TRADITIONALLY THE heart of the home, kitchens tend to get even more use at this time of year. Whether you need room to roast a joint of beef or easy access to ingredients, here’s a few tips on how to make the most of your space.
1. Compartmentalise your cupboards
To keep your kitchen cupboards from becoming a jumble of boxes, bags and cans, gather some flat-bottomed rectangular baskets or small wooden or cardboard boxes – shoe boxes are usually ideal. Line up the containers on the shelves and reserve each for a different kind of food—one for sugar, syrups and other sweet things, one for baking-related items like flour and bicarbonate of soda and so on. If you use boxes, you can paint them to blend with your kitchen’s colour scheme. Whether you decorate them or not, label the containers with their contents so you don’t confuse sugar with salt.
2. Organise spices by style of cuisine
Is your spice rack a mess? Can’t find the cumin when you need it? Arrange spice bottles in a low-sided, unlidded box (old cigar boxes work brilliantly) by type of cuisine. So whenever you’re cooking Italian food (or Chinese, French, Thai, Indian or Middle Eastern), the appropriate spices will be together in one place. Cumin, tamarind, coriander and chillies? Probably Indian or Thai. Tarragon, parsley, sorrel and bay? French. Label each box according to its nationality and hopefully, whenever you’re in the mood for that style of cuisine, your search for the right spices will be kept to a minimum.

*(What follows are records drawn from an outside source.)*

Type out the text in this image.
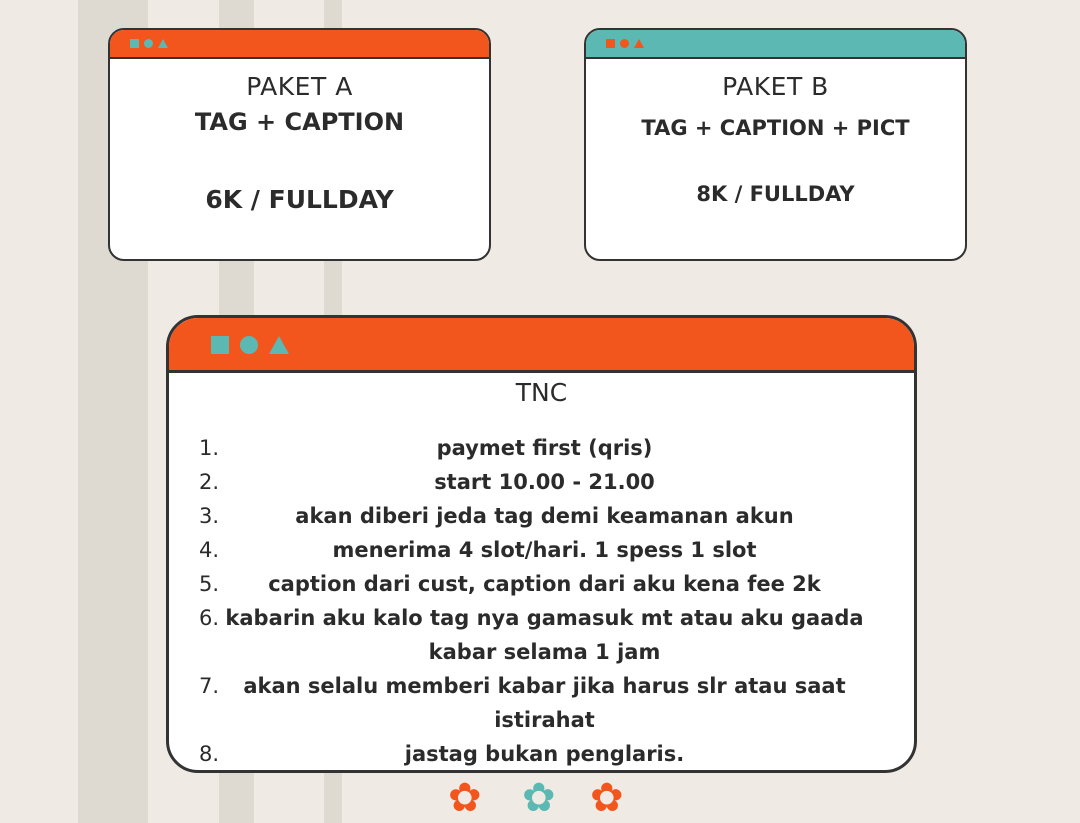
PAKET A
TAG + CAPTION
6K / FULLDAY
PAKET B
TAG + CAPTION + PICT
8K / FULLDAY
TNC
1.	paymet first (qris)
2.	start 10.00 - 21.00
3.	akan diberi jeda tag demi keamanan akun
4.	menerima 4 slot/hari. 1 spess 1 slot
5.	caption dari cust, caption dari aku kena fee 2k
6. kabarin aku kalo tag nya gamasuk mt atau aku gaada kabar selama 1 jam
7.	akan selalu memberi kabar jika harus slr atau saat istirahat
8.	jastag bukan penglaris.
✿ ✿ ✿
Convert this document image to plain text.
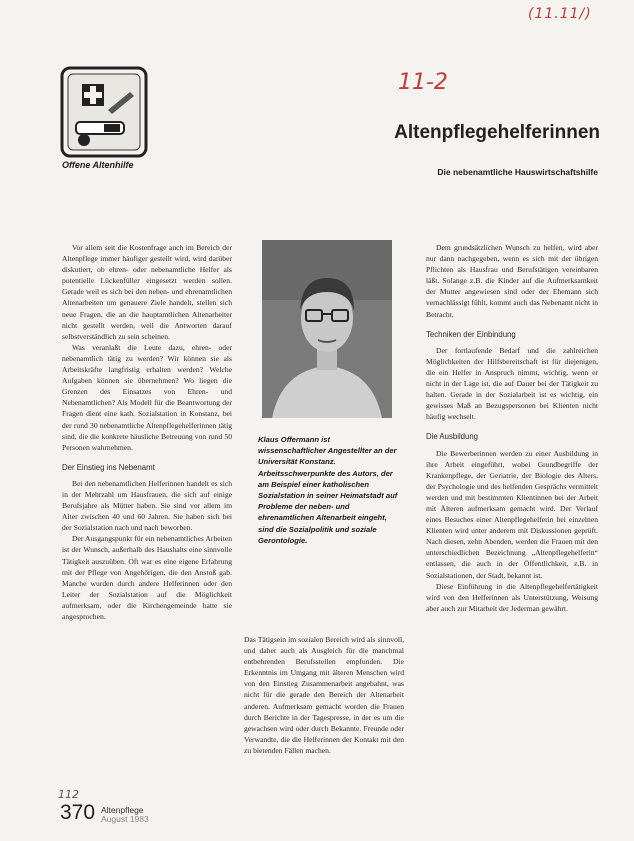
(11.11/)
11-2
Offene Altenhilfe
Altenpflegehelferinnen
Die nebenamtliche Hauswirtschaftshilfe

Vor allem seit die Kostenfrage auch im Bereich der Altenpflege immer häufiger gestellt wird, wird darüber diskutiert, ob ehren- oder nebenamtliche Helfer als potentielle Lückenfüller eingesetzt werden sollen. Gerade weil es sich bei den neben- und ehrenamtlichen Altenarbeiten um genauere Ziele handelt, stellen sich neue Fragen, die an die hauptamtlichen Altenarbeiter nicht gestellt werden, weil die Antworten darauf selbstverständlich zu sein scheinen.

Was veranlaßt die Leute dazu, ehren- oder nebenamtlich tätig zu werden? Wir können sie als Arbeitskräfte langfristig erhalten werden? Welche Aufgaben können sie übernehmen? Wo liegen die Grenzen des Einsatzes von Ehren- und Nebenamtlichen? Als Modell für die Beantwortung der Fragen dient eine kath. Sozialstation in Konstanz, bei der rund 30 nebenamtliche Altenpflegehelferinnen tätig sind, die die konkrete häusliche Betreuung von rund 50 Personen wahrnehmen.

Der Einstieg ins Nebenamt

Bei den nebenamtlichen Helferinnen handelt es sich in der Mehrzahl um Hausfrauen, die sich auf einige Berufsjahre als Mütter haben. Sie sind vor allem im Alter zwischen 40 und 60 Jahren. Sie haben sich bei der Sozialstation nach und nach beworben.

Der Ausgangspunkt für ein nebenamtliches Arbeiten ist der Wunsch, außerhalb des Haushalts eine sinnvolle Tätigkeit auszuüben. Oft war es eine eigene Erfahrung mit der Pflege von Angehörigen, die den Anstoß gab. Manche wurden durch andere Helferinnen oder den Leiter der Sozialstation auf die Möglichkeit aufmerksam, oder die Kirchengemeinde hatte sie angesprochen.

Klaus Offermann ist wissenschaftlicher Angestellter an der Universität Konstanz. Arbeitsschwerpunkte des Autors, der am Beispiel einer katholischen Sozialstation in seiner Heimatstadt auf Probleme der neben- und ehrenamtlichen Altenarbeit eingeht, sind die Sozialpolitik und soziale Gerontologie.

Das Tätigsein im sozialen Bereich wird als sinnvoll, und daher auch als Ausgleich für die manchmal entbehrenden Berufsstellen empfunden. Die Erkenntnis im Umgang mit älteren Menschen wird von den Einstieg Zusammenarbeit angebahnt, was nicht für die gerade den Bereich der Altenarbeit anderen. Aufmerksam gemacht worden die Frauen durch Berichte in der Tagespresse, in der es um die gewachsen wird oder durch Bekannte. Freunde oder Verwandte, die die Helferinnen der Kontakt mit den zu bietenden Fällen machen.

Dem grundsätzlichen Wunsch zu helfen, wird aber nur dann nachgegeben, wenn es sich mit der übrigen Pflichten als Hausfrau und Berufstätigen vereinbaren läßt. Solange z.B. die Kinder auf die Aufmerksamkeit der Mutter angewiesen sind oder der Ehemann sich vernachlässigt fühlt, kommt auch das Nebenamt nicht in Betracht.

Techniken der Einbindung

Der fortlaufende Bedarf und die zahlreichen Möglichkeiten der Hilfsbereitschaft ist für diejenigen, die ein Helfer in Anspruch nimmt, wichtig, wenn er nicht in der Lage ist, die auf Dauer bei der Tätigkeit zu halten. Gerade in der Sozialarbeit ist es wichtig, ein gewisses Maß an Bezugspersonen bei Klienten nicht häufig wechselt.

Die Ausbildung

Die Bewerberinnen werden zu einer Ausbildung in ihre Arbeit eingeführt, wobei Grundbegriffe der Krankenpflege, der Geriatrie, der Biologie des Alters, der Psychologie und des helfenden Gesprächs vermittelt werden und mit bestimmten Klientinnen bei der Arbeit mit Älteren aufmerksam gemacht wird. Der Verlauf eines Besuches einer Altenpflegehelferin bei einzelnen Klienten wird unter anderem mit Diskussionen geprüft. Nach diesen, zehn Abenden, werden die Frauen mit den unterschiedlichen Bezeichnung „Altenpflegehelferin“ entlassen, die auch in der Öffentlichkeit, z.B. in Sozialstationen, der Stadt, bekannt ist.

Diese Einführung in die Altenpflegehelfertätigkeit wird von den Helferinnen als Unterstützung, Weisung aber auch zur Mitarbeit der Jederman gewährt.

112
370 Altenpflege
August 1983
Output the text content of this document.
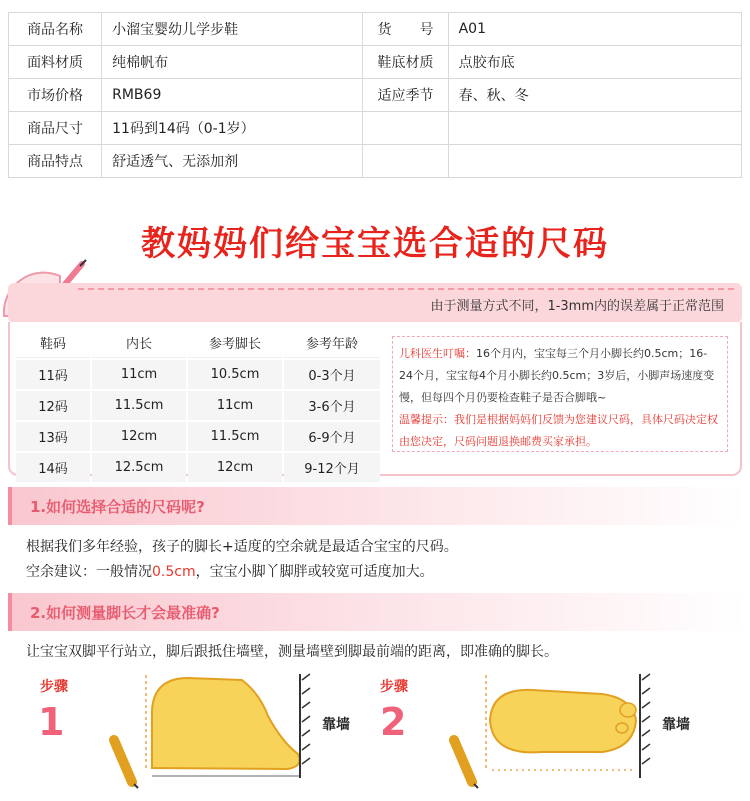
商品名称	小溜宝婴幼儿学步鞋	货　　号	A01
面料材质	纯棉帆布	鞋底材质	点胶布底
市场价格	RMB69	适应季节	春、秋、冬
商品尺寸	11码到14码（0-1岁）		
商品特点	舒适透气、无添加剂		
教妈妈们给宝宝选合适的尺码
由于测量方式不同，1-3mm内的误差属于正常范围
鞋码	内长	参考脚长	参考年龄
11码	11cm	10.5cm	0-3个月
12码	11.5cm	11cm	3-6个月
13码	12cm	11.5cm	6-9个月
14码	12.5cm	12cm	9-12个月
儿科医生叮嘱：16个月内，宝宝每三个月小脚长约0.5cm；16-24个月，宝宝每4个月小脚长约0.5cm；3岁后，小脚声场速度变慢，但每四个月仍要检查鞋子是否合脚哦~
温馨提示：我们是根据妈妈们反馈为您建议尺码，具体尺码决定权由您决定，尺码问题退换邮费买家承担。
1.如何选择合适的尺码呢?
根据我们多年经验，孩子的脚长+适度的空余就是最适合宝宝的尺码。
空余建议：一般情况0.5cm，宝宝小脚丫脚胖或较宽可适度加大。
2.如何测量脚长才会最准确?
让宝宝双脚平行站立，脚后跟抵住墙壁，测量墙壁到脚最前端的距离，即准确的脚长。
步骤
1	靠墙
步骤
2	靠墙
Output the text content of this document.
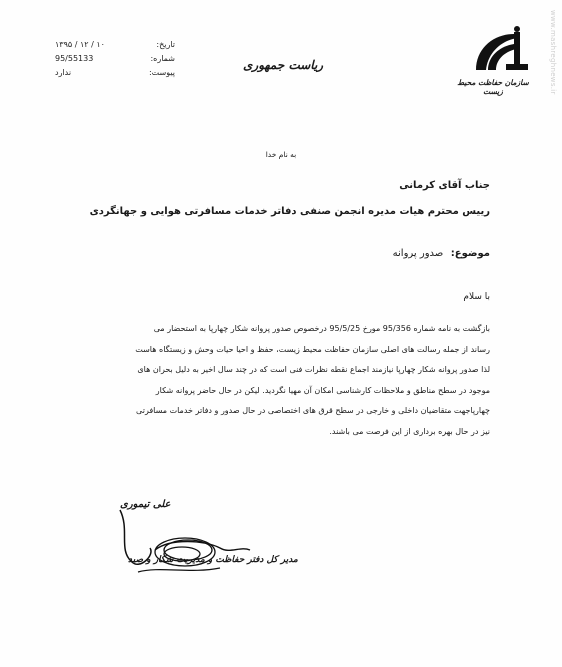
www.mashreghnews.ir
تاریخ:
۱۳۹۵ / ۱۲ / ۱۰
شماره:
95/55133
پیوست:
ندارد
ریاست جمهوری
سازمان حفاظت محیط زیست
به نام خدا
جناب آقای کرمانی
رییس محترم هیات مدیره انجمن صنفی دفاتر خدمات مسافرتی هوایی و جهانگردی
موضوع: صدور پروانه
با سلام

بازگشت به نامه شماره 95/356 مورخ 95/5/25 درخصوص صدور پروانه شکار چهارپا به استحضار می

رساند از جمله رسالت های اصلی سازمان حفاظت محیط زیست، حفظ و احیا حیات وحش و زیستگاه هاست

لذا صدور پروانه شکار چهارپا نیازمند اجماع نقطه نظرات فنی است که در چند سال اخیر به دلیل بحران های

موجود در سطح مناطق و ملاحظات کارشناسی امکان آن مهیا نگردید. لیکن در حال حاضر پروانه شکار

چهارپاجهت متقاضیان داخلی و خارجی در سطح قرق های اختصاصی در حال صدور و دفاتر خدمات مسافرتی

نیز در حال بهره برداری از این فرصت می باشند.

علی تیموری
مدیر کل دفتر حفاظت و مدیریت شکار و صید
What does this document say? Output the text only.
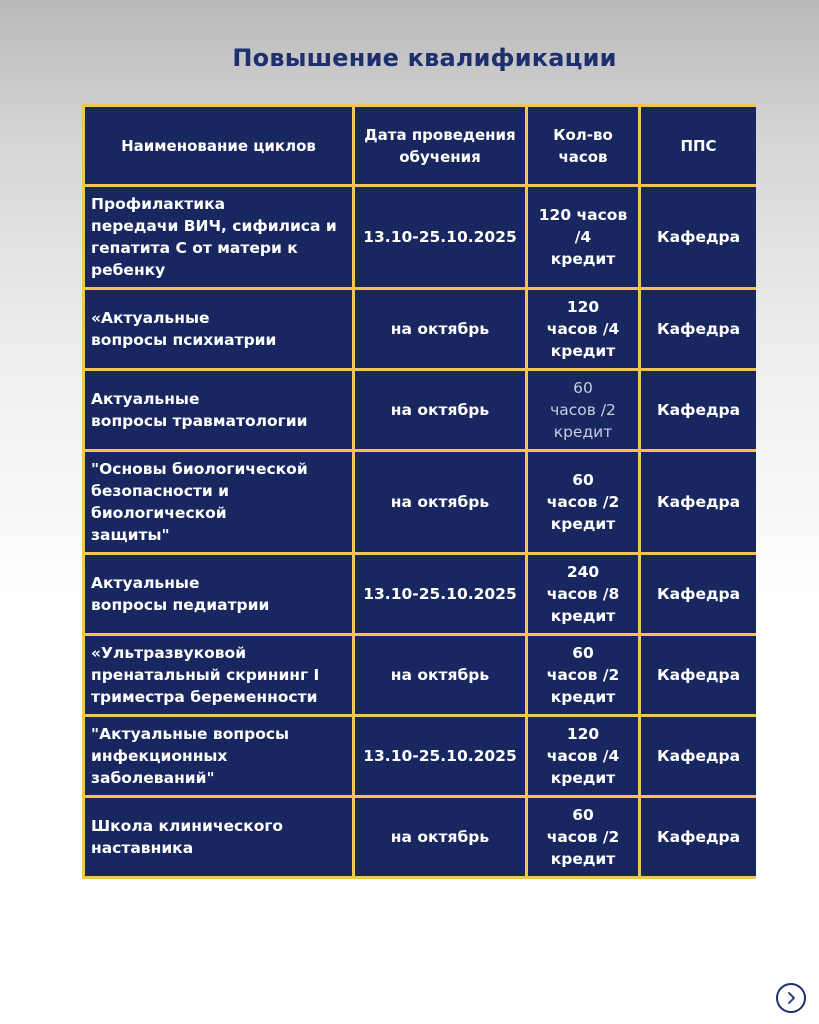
Повышение квалификации
Наименование циклов
Дата проведения
обучения
Кол-во
часов
ППС
Профилактика
передачи ВИЧ, сифилиса и
гепатита С от матери к
ребенку
13.10-25.10.2025
120 часов
/4
кредит
Кафедра
«Актуальные
вопросы психиатрии
на октябрь
120
часов /4
кредит
Кафедра
Актуальные
вопросы травматологии
на октябрь
60
часов /2
кредит
Кафедра
"Основы биологической
безопасности и
биологической
защиты"
на октябрь
60
часов /2
кредит
Кафедра
Актуальные
вопросы педиатрии
13.10-25.10.2025
240
часов /8
кредит
Кафедра
«Ультразвуковой
пренатальный скрининг I
триместра беременности
на октябрь
60
часов /2
кредит
Кафедра
"Актуальные вопросы
инфекционных
заболеваний"
13.10-25.10.2025
120
часов /4
кредит
Кафедра
Школа клинического
наставника
на октябрь
60
часов /2
кредит
Кафедра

3. Newspaper buffers for non-stick cookware
When you nest non-stick saucepans one inside the other in kitchen cupboards, it’s very easy to scratch the delicate coating. Keep your nonstick cookware scratch-free by simply tucking a newspaper sheet between each pot.
4. Storing fine china safely
When stacking fine china in the cupboard, keep dinner plates scratch-free by alternating them with paper plates. For salad plates and saucers, use coffee filters. China teacups are best stored right-side up. If the cupboard won’t take all the cups, create an extra tier of shelf space by putting a plastic-coated wire rack inside. But why not hang the cups from hooks attached to the bottom of the shelf above? Hooks are fine for everyday china, but hanging antique teacups means that they will be bearing their own weight—a bad idea if you want to give these heirlooms the tender loving care they deserve.
5. Sheathe your kitchen knives
Sharp cooking knives can be dangerous, so never keep them loose in a drawer. If you don’t have benchtop space for a knife holder, create protective sheaths for knives from cardboard tubes (from paper towels and plastic wrap, etc.). Just flatten a tube, fold over one end and staple or tape it closed, then slide a knife in the other end. For smaller knives, use toilet paper tubes.